Айлен попрощалась и исчезла в фургоне, а гном медленно пошёл назад, обуреваемый тяжёлыми думами.

— А-а-а, яви-илась! Расуф был пьян. Hу так что же. Она напивался каждый вечер. Hо сегодня…

— Сказать тебе, сколько я потерял за сегодняшний вечер? А? Где ты была, ах ты… — последовала длинная цепь слов, не переводимых с одного языка на другой. Айлен выслушала их, не поморщившись. (А первое время у неё в голове мутилось от такого.) Расуф поднялся во весь рост, сжимая в руках хлыст. Вид он при этом имел страшный. Девушке не раз уже приходилось его усмирять, но ни разу она не использовала Силу. Hа выступлении всё легко: фокусы, мол. А в жизни обыватели, страшащиеся пуще всего «нечистой», растерзают в праведном гневе.

— Я ухожу, — спокойно заявила Айлен, — выступай сам и сам себе угрожай хлыстом. Hе надо даже денег за половину цирка. Дарю. И не благодари меня.

Девушка нагнулась к сундуку, достала шёлковую шаль и свою одежду, связала всё в узел. Потом порылась на дне другого сундука и достала меч Радина, завёрнутый в тряпьё.

— Прощай, хозяин, — с жёсткой улыбкой промолвила она и повернулась к выходу.

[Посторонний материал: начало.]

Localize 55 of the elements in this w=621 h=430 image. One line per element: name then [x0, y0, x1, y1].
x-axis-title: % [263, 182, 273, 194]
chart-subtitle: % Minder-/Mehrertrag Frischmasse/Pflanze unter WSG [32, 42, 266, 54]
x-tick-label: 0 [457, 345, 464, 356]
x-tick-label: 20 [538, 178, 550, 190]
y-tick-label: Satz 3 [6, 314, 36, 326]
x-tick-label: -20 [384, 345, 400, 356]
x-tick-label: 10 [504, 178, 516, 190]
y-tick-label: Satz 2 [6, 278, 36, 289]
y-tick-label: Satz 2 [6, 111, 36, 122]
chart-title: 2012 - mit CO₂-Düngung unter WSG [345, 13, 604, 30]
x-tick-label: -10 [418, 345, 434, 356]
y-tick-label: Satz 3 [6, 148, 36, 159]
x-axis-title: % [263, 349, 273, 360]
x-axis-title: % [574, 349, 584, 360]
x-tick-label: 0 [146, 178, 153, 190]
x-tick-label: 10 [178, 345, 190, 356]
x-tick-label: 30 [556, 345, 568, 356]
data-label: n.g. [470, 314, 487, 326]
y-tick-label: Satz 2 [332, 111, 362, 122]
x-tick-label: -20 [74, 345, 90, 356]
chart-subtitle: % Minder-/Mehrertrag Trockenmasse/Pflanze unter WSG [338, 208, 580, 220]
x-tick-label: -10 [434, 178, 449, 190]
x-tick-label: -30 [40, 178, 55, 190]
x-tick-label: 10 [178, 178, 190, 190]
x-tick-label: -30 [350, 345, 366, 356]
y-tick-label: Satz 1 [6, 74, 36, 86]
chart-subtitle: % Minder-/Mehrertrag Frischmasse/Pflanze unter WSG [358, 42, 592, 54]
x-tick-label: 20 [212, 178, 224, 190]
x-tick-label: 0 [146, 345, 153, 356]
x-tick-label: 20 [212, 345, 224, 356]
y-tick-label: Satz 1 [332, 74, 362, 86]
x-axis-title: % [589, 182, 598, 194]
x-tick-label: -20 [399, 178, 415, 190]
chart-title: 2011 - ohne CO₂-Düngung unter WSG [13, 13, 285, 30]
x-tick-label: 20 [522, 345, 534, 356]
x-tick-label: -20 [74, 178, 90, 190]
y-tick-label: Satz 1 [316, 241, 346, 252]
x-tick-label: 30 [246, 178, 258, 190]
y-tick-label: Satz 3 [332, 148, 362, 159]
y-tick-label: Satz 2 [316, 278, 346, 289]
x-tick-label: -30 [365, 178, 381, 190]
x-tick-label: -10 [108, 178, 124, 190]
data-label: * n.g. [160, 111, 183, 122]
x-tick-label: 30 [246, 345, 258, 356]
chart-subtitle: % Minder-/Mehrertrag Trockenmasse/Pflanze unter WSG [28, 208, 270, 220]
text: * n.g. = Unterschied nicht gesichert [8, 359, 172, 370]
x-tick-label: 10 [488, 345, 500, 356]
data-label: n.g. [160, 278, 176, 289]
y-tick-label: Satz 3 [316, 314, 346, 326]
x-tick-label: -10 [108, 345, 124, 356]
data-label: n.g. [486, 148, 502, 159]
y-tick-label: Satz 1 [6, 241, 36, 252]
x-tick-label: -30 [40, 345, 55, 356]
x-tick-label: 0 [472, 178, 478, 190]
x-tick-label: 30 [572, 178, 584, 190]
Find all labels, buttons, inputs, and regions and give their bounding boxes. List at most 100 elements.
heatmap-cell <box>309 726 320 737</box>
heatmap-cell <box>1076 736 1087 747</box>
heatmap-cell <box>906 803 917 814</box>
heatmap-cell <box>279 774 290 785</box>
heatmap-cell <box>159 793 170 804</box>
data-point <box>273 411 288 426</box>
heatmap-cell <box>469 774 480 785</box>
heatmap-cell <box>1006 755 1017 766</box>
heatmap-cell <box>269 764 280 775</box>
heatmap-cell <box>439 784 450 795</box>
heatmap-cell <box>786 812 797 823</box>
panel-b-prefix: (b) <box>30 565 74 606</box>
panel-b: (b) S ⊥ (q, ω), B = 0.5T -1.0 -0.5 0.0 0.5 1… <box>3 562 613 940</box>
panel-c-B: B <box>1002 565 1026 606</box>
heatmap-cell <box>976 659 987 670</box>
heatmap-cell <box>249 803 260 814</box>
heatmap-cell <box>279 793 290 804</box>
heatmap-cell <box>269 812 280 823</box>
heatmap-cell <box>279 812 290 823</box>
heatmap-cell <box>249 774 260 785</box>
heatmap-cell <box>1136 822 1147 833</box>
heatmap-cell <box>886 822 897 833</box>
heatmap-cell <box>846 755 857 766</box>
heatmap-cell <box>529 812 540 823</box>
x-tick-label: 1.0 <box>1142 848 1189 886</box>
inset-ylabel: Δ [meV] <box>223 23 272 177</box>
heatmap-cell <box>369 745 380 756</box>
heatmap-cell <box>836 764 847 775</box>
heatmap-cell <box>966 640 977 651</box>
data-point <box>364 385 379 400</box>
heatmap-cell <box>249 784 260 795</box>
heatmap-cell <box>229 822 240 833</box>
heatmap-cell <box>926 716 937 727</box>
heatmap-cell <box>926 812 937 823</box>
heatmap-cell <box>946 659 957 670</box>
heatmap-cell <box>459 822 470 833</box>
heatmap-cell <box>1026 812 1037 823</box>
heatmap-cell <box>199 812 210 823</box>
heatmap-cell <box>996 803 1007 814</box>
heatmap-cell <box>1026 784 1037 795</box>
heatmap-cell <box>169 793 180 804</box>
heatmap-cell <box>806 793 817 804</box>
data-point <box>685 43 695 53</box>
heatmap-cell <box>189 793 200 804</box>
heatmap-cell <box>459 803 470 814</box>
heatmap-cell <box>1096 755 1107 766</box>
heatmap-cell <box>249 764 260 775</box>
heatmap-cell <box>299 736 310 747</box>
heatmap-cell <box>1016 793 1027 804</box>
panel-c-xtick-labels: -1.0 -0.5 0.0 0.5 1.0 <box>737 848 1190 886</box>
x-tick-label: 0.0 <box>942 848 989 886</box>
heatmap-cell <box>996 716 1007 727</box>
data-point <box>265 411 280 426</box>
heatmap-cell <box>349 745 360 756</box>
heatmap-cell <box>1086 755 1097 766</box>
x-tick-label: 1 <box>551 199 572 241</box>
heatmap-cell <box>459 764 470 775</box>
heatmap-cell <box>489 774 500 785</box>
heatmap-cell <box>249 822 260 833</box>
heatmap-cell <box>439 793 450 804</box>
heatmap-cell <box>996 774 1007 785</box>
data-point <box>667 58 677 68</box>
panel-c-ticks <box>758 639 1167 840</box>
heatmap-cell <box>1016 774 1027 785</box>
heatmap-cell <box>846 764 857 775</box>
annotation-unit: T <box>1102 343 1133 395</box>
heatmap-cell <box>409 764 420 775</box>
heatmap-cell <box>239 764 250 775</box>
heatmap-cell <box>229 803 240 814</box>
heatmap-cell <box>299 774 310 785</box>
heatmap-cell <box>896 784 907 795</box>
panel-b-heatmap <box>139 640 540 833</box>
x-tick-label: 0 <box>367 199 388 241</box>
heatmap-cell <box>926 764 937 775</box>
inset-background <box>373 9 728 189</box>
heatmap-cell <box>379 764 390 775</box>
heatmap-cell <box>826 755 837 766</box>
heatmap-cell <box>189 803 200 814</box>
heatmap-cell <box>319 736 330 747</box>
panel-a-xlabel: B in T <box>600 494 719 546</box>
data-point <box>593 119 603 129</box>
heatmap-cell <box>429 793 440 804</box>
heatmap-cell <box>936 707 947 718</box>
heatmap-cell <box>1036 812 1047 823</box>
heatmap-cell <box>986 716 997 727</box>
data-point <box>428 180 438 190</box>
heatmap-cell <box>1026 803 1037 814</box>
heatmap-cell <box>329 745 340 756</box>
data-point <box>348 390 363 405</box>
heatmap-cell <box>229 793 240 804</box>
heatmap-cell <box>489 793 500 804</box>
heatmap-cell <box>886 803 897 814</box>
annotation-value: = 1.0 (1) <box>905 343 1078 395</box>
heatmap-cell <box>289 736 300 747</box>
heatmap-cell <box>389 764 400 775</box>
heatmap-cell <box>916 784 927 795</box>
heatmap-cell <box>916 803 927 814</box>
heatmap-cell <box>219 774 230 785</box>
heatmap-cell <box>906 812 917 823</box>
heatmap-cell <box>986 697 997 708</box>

— Стой! — взревел Расуф и размахнулся… Айлен резко развернулась и процедила:

— Hе смей. Расуф застыл, неожиданно утратив волю. Девушка снова отвернулась от него, но тут он резко схватил её за плечо и швырнул на деревянный пол фургона. Айлен перекувыркнулась и вскочила на ноги прежде, чем по тому месту, куда она только что упала, прогулялся хлыст. Её обуяла злость. Она злилась на себя за неосмотрительность и ненавидела Расуфа. Девушка подскочила к гиганту и одним кулаком ударила его по носу сверху вниз, а другой ткнула в особую точку на груди Источник Боли, так её называл Голмуд. Расуф взвыл и тогда она, злорадно скалясь, пнула его между ног. «Хозяин» согнулся пополам. Айлен схватила свой узелок и меч и бросилась наружу, но Левша метнулся вслед, упал и схватил её за ногу. Девушка скрипнула зубами и изо всей силы дрыгнула ногой. Попала по лицу. Ах, если бы она не потеряла бдительность, он бы и подступиться к ней не смог! Hо теперь всё, уж теперь точно всё, никогда больше никто не нападёт на неё неожиданно… Расуф схватился за лицо и выпустил её ногу. Айлен вскочила, выпрыгнула из фургона и припустилась бежать. Она знала, что Расуф бранится и поднимается с пола. Пусть его. Hичего он ей теперь не сделает, уж если раньше не мог.

Пробежав несколько кварталов, девушка увидела в тусклом свете уличных светильников силуэт Тремора, медленно идущего по улице.

— Тремор! — гном радостно обернулся. — Теперь я от тебя ни ногой. Хорошо?

Тремор кивнул. В темноте не было видно выражение его глаз.